No. It is a typing aid inside Office. As an AI strategy it has serious limits and the gap matters. Three issues come up consistently. Quality: adoption inside companies that bought heavy license counts has lagged the seat numbers, and the retrieval behind the answer surface produces shallow output for anything beyond surface drafting. Lock-in: the model, the prompts, the data path, and the evaluation all live inside Microsoft's stack. The customer owns the license fee and not much else. Data residency: for regulated Finnish and EU companies, the data Copilot reads flows through Microsoft's plumbing, and the GDPR story is more complicated than the sales deck suggests. Companies that succeed with Copilot use it as a drafting aid for emails and meeting notes. Companies that get disappointed bought it as their AI roadmap. Build the AI features that touch your business outside the Copilot layer.
What is the typical cost difference between buy and build?
A packaged AI SaaS product runs in the low tens of euros per user per month on average across 2026 market pricing, which is fast to procure and easy to expand. A custom-built AI system for a single function typically costs 60 to 250 thousand euros to bring to production, then 1 to 5 thousand euros per month in foundation-model API costs at moderate scale. The numbers favour buying when the team is small and the use case is narrow. They favour building when the team is large, the data is sensitive, or the workflow is differentiating.
Should a Finnish mid-market company build their own AI?
For functions that touch proprietary customer data or core operational data, yes. For internal productivity (meetings, drafting, coding assistance), buying is almost always faster and cheaper. The wrong answer is to do nothing while the strategy gets debated.
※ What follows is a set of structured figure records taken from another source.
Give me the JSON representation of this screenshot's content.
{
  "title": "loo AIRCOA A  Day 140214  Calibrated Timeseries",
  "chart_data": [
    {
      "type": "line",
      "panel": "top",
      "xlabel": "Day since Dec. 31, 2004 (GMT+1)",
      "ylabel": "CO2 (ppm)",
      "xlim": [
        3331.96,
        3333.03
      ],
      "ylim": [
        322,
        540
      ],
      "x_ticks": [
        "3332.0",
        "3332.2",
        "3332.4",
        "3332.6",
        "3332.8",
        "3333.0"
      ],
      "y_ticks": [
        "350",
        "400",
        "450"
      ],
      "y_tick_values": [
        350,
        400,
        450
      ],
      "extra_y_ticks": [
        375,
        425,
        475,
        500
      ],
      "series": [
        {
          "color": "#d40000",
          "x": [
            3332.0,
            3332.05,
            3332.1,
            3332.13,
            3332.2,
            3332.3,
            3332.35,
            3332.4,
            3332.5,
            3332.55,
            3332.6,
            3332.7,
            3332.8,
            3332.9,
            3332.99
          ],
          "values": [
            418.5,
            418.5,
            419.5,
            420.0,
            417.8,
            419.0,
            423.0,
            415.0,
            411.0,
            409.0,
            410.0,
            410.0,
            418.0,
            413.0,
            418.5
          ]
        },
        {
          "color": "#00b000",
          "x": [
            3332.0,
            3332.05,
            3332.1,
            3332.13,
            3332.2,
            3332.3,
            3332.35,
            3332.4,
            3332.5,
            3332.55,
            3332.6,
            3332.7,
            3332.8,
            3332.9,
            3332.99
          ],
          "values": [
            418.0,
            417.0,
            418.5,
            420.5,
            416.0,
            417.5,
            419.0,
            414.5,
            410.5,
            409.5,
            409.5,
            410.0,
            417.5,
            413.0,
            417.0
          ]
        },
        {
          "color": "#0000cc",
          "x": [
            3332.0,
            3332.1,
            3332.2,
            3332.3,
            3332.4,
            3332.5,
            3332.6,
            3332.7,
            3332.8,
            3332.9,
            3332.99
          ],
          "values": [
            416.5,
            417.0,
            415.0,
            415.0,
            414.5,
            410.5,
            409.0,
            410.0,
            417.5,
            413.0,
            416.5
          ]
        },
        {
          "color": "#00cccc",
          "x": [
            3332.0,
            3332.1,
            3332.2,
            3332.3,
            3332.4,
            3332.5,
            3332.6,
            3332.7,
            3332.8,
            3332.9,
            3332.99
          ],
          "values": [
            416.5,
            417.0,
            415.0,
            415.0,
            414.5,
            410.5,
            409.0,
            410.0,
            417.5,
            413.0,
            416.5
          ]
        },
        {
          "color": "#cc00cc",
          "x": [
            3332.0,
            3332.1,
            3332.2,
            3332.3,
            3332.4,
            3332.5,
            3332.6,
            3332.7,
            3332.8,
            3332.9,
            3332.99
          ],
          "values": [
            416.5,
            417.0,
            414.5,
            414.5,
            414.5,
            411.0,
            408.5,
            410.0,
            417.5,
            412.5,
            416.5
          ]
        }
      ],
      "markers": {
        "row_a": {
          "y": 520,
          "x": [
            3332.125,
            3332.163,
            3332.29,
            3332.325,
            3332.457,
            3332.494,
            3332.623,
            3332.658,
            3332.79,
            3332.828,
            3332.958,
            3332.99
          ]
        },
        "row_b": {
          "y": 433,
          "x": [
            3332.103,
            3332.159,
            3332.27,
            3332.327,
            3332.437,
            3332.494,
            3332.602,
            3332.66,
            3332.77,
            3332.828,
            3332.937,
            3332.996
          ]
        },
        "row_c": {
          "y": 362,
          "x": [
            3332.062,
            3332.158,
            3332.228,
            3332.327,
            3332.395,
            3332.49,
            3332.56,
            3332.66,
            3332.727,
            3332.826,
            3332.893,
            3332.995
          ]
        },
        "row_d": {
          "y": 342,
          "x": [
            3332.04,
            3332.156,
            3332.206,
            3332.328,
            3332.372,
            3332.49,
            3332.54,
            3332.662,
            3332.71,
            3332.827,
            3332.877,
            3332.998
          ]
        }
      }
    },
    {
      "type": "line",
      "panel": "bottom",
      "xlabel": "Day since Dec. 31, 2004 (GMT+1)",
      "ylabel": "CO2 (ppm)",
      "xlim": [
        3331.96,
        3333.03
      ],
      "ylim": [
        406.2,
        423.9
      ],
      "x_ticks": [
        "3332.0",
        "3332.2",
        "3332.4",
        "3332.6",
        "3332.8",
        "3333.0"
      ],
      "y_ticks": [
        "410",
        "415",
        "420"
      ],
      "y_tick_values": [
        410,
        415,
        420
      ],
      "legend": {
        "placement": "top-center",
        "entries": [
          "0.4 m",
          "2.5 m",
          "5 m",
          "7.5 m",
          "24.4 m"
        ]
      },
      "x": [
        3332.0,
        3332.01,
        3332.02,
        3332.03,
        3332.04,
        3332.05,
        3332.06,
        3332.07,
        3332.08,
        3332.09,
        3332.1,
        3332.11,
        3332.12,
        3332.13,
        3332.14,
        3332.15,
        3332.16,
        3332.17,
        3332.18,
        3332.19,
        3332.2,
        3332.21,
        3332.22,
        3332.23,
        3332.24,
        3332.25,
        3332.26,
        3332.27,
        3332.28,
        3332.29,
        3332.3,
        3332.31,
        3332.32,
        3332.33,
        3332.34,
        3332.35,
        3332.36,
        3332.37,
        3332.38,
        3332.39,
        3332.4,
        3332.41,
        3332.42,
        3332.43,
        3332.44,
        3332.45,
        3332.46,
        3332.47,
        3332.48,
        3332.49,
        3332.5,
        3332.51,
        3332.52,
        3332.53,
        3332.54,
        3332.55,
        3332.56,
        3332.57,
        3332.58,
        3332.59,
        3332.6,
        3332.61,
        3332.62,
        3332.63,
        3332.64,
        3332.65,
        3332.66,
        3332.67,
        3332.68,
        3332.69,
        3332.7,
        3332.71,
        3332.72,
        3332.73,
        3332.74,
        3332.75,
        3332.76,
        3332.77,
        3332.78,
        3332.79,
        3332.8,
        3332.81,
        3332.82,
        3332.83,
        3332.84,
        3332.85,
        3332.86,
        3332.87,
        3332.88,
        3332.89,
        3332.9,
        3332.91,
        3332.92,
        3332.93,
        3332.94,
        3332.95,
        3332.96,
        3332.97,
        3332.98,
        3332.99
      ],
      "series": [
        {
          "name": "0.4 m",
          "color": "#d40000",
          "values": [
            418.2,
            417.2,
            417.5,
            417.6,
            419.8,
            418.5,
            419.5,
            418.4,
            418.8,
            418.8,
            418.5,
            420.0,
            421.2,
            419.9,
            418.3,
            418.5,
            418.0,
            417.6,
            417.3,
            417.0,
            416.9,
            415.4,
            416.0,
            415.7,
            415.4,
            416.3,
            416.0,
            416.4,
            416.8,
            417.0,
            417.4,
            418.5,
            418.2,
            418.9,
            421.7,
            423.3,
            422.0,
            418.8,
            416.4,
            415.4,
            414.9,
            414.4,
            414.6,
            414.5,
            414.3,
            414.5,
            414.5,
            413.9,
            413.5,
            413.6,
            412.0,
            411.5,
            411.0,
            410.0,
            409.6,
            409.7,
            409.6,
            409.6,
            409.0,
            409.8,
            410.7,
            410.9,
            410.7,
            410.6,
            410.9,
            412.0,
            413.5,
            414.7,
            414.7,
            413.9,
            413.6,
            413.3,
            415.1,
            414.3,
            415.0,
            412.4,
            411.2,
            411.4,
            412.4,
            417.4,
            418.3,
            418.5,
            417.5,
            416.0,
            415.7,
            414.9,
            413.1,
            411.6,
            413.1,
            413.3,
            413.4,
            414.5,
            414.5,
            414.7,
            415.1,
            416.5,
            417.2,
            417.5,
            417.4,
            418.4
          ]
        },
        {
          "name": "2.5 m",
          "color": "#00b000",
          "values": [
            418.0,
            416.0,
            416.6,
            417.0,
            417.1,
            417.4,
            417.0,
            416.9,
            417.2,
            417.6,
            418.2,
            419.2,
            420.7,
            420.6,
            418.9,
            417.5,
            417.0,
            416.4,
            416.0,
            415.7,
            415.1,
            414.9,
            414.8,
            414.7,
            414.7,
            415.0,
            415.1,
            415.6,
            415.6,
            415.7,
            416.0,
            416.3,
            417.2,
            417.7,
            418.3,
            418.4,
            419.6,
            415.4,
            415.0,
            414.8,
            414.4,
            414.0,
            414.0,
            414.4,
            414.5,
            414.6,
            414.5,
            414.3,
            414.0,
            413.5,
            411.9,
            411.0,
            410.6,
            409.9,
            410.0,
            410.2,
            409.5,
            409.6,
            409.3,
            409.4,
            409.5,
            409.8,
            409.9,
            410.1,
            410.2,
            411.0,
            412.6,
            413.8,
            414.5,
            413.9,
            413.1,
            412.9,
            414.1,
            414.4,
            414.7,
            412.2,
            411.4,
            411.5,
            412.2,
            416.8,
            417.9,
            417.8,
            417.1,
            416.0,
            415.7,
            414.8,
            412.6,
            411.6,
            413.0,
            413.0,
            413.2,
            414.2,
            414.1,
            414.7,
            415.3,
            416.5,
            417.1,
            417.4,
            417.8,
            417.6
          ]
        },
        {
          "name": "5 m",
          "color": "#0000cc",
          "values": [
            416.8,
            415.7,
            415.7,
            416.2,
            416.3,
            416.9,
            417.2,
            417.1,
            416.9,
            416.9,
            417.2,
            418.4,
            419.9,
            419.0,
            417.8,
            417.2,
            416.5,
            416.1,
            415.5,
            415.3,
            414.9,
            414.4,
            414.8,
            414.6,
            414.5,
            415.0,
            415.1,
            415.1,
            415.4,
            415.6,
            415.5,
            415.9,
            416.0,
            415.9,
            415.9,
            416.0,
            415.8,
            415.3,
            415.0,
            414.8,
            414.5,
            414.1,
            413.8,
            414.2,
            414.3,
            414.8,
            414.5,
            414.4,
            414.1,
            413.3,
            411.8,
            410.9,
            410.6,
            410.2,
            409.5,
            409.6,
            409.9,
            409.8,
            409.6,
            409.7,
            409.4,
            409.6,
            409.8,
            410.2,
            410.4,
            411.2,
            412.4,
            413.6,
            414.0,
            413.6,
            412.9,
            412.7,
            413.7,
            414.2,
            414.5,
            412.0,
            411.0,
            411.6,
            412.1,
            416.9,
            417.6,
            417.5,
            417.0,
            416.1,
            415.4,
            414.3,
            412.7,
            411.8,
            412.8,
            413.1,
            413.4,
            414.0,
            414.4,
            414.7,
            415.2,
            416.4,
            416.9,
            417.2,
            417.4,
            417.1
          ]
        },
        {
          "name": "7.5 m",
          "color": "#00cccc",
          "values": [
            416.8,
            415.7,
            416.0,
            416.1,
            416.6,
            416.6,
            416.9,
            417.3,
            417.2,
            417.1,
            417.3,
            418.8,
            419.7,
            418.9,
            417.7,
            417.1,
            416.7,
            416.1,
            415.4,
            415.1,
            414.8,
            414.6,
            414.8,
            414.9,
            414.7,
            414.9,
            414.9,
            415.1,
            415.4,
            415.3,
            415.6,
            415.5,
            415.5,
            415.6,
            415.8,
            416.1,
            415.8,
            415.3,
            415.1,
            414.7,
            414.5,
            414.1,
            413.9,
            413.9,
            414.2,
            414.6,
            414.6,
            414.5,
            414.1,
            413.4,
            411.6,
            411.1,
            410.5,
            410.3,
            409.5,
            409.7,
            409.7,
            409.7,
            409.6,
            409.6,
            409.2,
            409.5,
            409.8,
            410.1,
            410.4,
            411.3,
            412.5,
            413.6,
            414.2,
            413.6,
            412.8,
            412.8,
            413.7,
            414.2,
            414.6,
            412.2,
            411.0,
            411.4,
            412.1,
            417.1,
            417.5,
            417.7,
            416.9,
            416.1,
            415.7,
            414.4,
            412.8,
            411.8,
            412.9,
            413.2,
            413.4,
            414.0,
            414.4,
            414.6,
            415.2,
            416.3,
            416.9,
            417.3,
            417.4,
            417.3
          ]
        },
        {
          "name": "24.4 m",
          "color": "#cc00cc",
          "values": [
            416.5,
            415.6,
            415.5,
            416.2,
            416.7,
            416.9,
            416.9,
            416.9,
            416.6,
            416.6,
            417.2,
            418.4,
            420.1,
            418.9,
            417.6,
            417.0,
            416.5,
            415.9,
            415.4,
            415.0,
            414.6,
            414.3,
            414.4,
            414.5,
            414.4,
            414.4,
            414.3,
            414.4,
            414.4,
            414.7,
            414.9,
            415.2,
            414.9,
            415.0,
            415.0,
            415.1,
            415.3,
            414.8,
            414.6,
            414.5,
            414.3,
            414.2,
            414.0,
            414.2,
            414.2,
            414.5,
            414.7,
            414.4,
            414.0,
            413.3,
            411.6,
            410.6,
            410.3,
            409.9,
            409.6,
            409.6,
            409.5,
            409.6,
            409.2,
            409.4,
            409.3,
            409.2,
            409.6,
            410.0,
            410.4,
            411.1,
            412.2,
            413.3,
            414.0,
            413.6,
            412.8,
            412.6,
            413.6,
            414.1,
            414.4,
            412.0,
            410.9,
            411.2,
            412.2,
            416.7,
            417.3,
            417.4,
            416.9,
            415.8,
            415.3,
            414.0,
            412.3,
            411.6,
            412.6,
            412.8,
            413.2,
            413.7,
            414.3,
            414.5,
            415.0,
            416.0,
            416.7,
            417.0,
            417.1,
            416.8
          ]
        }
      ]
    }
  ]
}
Most companies that wait twelve months to decide the build-vs-buy question are twelve months behind competitors who shipped one of each and learned what works.
What is the biggest risk in buying AI?
Data leaving the perimeter. Many AI SaaS products send the company's data to the vendor's infrastructure and the underlying model provider. The contract terms vary. For regulated industries (financial services, healthcare, public sector) the wrong purchase choice creates a compliance incident. The mitigation is to read the data-processing terms carefully, prefer products with clear data-residency guarantees, and route sensitive workflows to a self-hosted build path.